Malek Jomni
06 Février 2021•Mise à jour: 06 Février 2021
AA / Myanmar
Twitter et Instagram ont rejoint la liste des applications et des plateformes bloquées par les putschistes au Myanmar, au milieu de manifestations de masse dans les plus grandes villes du pays pour protester contre le régime militaire.
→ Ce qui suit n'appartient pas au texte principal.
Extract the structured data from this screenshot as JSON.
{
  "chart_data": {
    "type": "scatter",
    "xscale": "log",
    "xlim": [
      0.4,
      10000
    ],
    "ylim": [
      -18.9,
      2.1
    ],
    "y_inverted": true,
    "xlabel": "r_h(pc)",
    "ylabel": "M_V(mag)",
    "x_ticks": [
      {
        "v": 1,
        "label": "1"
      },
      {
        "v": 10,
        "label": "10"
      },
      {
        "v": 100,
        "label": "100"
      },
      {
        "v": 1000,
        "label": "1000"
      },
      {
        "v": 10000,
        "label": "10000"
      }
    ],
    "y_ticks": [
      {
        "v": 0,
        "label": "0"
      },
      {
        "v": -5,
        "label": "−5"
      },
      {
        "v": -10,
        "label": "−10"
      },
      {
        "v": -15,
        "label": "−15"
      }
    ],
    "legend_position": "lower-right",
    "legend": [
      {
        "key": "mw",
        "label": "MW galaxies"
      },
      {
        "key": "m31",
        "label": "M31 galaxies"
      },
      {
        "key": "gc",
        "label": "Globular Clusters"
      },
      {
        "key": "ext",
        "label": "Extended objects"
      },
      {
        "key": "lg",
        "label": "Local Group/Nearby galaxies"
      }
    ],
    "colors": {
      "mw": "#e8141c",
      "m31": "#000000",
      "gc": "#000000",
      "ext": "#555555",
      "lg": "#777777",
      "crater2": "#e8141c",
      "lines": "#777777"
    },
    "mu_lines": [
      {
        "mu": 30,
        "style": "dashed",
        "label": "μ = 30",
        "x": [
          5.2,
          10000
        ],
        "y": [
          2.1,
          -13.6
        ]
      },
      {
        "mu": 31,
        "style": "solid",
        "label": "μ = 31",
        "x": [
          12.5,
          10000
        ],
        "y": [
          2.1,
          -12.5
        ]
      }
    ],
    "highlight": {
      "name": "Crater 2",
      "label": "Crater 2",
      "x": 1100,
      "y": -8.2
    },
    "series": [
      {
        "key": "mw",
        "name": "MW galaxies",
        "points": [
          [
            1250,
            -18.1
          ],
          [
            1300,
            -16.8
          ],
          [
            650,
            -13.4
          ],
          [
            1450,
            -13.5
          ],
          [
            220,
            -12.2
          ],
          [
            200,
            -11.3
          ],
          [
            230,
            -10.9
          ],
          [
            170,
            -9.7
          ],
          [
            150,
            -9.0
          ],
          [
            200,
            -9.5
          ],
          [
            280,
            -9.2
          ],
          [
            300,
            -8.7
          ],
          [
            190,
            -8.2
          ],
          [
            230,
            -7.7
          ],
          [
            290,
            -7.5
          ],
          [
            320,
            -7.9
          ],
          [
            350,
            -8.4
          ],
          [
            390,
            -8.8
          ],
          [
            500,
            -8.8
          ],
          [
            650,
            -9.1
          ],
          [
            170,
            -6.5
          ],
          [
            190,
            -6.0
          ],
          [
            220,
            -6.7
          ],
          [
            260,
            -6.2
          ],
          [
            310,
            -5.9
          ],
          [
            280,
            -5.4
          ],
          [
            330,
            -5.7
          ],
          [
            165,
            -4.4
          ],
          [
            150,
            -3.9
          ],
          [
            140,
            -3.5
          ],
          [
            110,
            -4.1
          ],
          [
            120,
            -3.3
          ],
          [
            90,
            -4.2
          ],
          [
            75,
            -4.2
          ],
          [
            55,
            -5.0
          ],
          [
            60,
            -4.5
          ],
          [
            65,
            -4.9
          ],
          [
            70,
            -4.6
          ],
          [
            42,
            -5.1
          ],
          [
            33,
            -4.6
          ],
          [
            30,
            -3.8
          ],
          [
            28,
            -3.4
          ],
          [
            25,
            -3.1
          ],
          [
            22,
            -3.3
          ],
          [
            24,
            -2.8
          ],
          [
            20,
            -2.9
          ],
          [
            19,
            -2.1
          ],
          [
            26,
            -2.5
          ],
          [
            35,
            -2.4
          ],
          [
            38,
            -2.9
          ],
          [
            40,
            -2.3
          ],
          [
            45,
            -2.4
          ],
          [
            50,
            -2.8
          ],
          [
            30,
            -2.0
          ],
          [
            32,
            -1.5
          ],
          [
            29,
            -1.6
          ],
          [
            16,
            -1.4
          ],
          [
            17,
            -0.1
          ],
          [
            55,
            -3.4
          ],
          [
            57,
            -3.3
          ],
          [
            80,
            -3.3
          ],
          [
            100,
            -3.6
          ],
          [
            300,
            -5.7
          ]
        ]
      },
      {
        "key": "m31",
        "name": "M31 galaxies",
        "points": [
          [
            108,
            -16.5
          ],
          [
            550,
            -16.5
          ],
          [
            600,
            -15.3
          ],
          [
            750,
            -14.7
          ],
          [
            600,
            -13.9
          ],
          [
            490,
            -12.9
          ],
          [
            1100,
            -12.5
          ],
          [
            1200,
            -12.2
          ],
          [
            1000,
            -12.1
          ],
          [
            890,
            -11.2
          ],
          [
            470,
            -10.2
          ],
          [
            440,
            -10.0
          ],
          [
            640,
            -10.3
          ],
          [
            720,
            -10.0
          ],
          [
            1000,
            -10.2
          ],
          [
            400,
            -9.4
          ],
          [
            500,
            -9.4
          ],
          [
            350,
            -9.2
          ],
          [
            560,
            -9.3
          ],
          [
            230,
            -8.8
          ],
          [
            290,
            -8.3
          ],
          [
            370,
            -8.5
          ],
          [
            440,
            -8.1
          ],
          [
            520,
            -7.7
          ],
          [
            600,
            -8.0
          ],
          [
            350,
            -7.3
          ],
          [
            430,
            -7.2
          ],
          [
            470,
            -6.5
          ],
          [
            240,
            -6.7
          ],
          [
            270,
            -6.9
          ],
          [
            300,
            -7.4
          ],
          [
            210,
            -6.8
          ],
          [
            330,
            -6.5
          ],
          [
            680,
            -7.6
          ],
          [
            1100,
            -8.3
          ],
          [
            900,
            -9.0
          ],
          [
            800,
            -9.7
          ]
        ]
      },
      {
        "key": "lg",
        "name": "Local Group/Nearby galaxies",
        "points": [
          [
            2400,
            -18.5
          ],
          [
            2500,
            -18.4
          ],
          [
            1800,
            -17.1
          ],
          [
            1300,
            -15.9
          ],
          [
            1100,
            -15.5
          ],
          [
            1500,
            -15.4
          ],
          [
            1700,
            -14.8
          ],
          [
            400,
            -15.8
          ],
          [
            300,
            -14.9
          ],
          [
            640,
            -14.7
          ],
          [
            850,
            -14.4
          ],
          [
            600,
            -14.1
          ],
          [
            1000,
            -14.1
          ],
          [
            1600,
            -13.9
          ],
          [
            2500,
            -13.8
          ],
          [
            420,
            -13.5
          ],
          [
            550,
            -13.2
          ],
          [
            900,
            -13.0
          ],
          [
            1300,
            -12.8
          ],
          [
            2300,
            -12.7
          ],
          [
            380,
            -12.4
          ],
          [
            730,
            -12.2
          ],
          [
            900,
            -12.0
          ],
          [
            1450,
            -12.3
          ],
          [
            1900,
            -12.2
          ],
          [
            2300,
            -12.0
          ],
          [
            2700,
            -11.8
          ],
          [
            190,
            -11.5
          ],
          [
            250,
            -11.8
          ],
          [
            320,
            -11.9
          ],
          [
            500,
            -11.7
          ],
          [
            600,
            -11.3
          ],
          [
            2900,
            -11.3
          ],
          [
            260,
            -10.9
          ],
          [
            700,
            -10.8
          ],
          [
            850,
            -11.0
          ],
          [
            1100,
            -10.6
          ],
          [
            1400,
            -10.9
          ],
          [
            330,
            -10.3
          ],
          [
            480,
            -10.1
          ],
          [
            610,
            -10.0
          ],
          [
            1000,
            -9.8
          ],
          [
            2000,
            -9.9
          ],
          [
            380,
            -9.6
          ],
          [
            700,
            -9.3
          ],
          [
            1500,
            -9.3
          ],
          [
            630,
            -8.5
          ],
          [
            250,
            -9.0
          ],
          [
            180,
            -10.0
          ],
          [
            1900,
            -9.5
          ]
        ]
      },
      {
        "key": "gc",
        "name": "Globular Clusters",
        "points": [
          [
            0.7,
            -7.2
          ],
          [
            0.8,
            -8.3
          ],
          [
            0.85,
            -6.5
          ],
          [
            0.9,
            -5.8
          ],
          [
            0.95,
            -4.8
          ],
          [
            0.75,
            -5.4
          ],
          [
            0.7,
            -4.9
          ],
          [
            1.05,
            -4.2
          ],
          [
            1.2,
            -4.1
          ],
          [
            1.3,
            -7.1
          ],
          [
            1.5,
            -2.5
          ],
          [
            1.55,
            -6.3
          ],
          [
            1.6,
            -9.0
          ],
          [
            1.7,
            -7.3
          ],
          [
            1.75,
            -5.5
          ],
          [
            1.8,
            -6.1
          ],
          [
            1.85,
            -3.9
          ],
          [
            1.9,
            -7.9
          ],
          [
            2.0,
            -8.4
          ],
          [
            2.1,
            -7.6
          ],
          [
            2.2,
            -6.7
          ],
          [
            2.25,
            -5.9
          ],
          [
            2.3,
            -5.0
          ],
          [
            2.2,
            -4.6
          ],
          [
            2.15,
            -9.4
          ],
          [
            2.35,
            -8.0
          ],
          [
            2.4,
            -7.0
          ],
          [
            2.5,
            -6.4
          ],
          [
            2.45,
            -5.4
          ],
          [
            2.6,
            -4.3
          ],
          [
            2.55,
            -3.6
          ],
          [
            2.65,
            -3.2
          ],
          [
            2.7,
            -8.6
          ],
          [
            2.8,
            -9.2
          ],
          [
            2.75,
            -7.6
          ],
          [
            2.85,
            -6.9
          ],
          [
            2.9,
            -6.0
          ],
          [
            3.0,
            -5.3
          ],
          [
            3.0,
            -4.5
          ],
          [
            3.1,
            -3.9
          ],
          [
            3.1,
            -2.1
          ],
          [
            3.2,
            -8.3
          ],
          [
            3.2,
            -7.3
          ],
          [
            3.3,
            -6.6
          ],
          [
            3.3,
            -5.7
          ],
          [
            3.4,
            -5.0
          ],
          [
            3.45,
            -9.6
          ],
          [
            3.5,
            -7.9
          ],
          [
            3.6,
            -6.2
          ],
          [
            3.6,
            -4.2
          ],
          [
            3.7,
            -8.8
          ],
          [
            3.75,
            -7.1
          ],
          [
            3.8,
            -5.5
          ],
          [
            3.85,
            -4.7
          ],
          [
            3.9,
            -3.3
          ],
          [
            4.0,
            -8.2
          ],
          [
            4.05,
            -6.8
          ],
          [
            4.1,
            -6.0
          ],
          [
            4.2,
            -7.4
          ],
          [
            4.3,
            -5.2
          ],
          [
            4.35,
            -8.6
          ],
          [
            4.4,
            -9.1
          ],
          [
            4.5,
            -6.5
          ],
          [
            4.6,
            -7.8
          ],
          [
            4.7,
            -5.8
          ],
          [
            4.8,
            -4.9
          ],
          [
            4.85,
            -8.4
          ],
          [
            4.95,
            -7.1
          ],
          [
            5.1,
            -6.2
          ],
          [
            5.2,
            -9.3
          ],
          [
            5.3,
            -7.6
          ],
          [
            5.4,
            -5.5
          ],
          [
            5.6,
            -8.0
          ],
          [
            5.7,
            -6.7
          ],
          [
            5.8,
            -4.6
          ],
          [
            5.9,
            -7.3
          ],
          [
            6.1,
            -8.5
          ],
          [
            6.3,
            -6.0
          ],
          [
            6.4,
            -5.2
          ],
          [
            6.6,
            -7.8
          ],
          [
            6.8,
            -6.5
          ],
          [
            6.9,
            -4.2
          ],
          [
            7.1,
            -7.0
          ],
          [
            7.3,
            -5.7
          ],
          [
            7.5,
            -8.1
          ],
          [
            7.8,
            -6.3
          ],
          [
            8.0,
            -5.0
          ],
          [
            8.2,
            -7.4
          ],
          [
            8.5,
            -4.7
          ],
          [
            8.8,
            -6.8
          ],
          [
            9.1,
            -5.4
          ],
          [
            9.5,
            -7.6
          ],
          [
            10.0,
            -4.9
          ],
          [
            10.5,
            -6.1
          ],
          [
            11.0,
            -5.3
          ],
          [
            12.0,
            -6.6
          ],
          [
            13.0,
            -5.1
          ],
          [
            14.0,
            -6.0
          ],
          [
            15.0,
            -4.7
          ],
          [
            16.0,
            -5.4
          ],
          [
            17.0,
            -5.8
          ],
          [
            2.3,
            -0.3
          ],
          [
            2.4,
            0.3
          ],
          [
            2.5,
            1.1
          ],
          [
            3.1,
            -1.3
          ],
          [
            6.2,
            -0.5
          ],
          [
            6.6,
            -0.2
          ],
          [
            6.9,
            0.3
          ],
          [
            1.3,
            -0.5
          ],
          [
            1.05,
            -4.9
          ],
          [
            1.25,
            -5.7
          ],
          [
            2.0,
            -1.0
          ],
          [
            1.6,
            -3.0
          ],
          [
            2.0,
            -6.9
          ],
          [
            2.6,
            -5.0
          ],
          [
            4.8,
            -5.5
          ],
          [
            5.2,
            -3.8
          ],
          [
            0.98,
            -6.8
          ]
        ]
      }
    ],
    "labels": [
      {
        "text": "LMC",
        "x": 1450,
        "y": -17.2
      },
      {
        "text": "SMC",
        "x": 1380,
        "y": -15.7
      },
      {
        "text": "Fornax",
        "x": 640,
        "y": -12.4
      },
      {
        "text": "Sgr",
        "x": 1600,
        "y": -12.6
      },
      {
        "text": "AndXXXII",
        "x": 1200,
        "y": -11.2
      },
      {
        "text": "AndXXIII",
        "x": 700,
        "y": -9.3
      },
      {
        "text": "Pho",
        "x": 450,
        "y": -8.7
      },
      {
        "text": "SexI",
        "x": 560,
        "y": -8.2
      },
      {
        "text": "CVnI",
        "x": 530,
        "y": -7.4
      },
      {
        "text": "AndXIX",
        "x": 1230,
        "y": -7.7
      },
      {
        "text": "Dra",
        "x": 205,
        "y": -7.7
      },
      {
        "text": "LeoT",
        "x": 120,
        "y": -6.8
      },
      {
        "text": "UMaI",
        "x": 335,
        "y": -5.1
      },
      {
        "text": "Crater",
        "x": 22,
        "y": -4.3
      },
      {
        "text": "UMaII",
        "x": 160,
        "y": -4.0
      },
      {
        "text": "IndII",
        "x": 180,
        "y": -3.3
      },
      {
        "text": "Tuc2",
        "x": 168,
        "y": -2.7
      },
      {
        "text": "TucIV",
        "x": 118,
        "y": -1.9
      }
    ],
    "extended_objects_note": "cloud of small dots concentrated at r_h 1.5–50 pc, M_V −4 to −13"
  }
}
L'Associated Press a rapporté qu'après Facebook, les autorités militaires du Myanmar avaient bloqué Twitter et Instagram, tandis que les manifestations se poursuivaient, samedi, en signe de protestation contre le coup d'État militaire.
L'agence a déclaré qu'environ un millier de manifestants, dont des ouvriers d'usine et des étudiants, avaient manifesté, samedi matin dans les rues de Yangon, la plus grande ville du Myanmar, scandant des slogans tels que "A bas la dictature militaire".
L'armée a déployé plus de 100 policiers anti-émeutes pour empêcher les rassemblements des protestataires.
En plus de Facebook et d'autres applications, le gouvernement militaire a ordonné, samedi à l'aube, aux opérateurs de télécommunications et aux fournisseurs de services Internet de couper l'accès à Twitter et Instagram.
Les putschistes ont prétendu que certaines personnes essayaient d'utiliser les deux plateformes pour diffuser des informations mensongères.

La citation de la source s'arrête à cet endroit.